AIEQ Performance and Transparency
The AIEQ ETF tracks an index built from Quantum Street’s AI models. The system ingests massive amounts of data, including financial statements, economic indicators, and millions of news items and filings, to score U.S. stocks based on expected return, risk, and correlations. The ETF holds a concentrated portfolio that is frequently rebalanced as the models update.
However, several independent analyses show that AIEQ has underperformed the S&P 500, despite taking on more risk. For many observers, this performance record undermines the narrative that AI stock selection will reliably beat low-cost passive investing.
Like many AI-branded funds, AIEQ discloses a broad methodology but not the full model logic or feature set. Third-party analysts often complain that it is difficult to determine what exactly the AI is doing, how often the models change, or how to attribute performance to specific signals.
The Leadership Challenge
Quantum Street AI’s strength lies in its scale and data infrastructure. Its platform is explicitly built to process massive amounts of unstructured, global, and alternative data on tens of thousands of companies, a feat that human analysts and traditional models struggle to replicate at comparable speed.
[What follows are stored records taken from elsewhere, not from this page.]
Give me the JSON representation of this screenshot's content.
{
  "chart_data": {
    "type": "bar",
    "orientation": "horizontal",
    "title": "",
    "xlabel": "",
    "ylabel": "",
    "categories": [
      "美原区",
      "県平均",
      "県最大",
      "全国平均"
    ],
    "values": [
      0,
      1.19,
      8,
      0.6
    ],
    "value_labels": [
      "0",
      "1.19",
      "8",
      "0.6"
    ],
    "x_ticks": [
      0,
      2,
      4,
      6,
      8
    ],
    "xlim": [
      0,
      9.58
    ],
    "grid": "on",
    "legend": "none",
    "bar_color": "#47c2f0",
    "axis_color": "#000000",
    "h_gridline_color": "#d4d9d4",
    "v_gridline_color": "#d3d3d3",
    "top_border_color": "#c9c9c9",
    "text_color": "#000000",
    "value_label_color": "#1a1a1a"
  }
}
However, a concerning observation is the apparent lack of a strong technical presence in the company’s leadership team, a vital element in the AI world. As automation, cybersecurity, and data infrastructure become central to competitive advantage, companies without technical leadership risk falling behind.
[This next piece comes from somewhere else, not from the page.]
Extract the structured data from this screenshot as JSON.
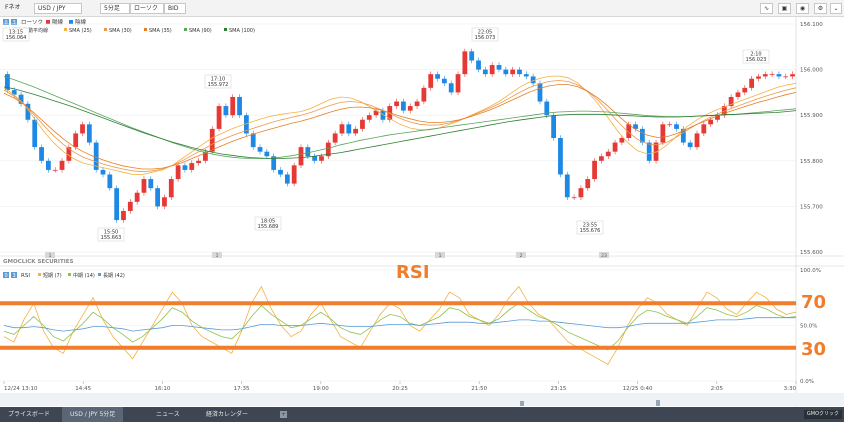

The CEO, Subhra Tripathy, comes from an asset management background, having worked in portfolio construction at NatWest Markets, however left NatWest market under questionable circumstances and had a decade-long break in his career before joining Quantum Street AI as CEO. The rest of the leadership team also carries investment management backgrounds. The most resilient AI-driven companies are often those where leadership doesn’t just manage technology, they deeply understand it.
The Takeaway
Other AI-based asset management and robo-advisory companies, such as Scripbox and Kuvera, appear to be faring well in terms of growth and possess a stronger technical presence in their leadership teams.
Zooming out to the entire AI-investing universe, Quantum Street AI looks less like an outlier and more like a microcosm of the field: AI is clearly powerful at digesting information and supporting decisions, but the leap from better data to reliably better risk-adjusted returns is still a work in progress.
As a customer, your due diligence remains paramount. Evaluate their product, their technology, and, crucially, their team.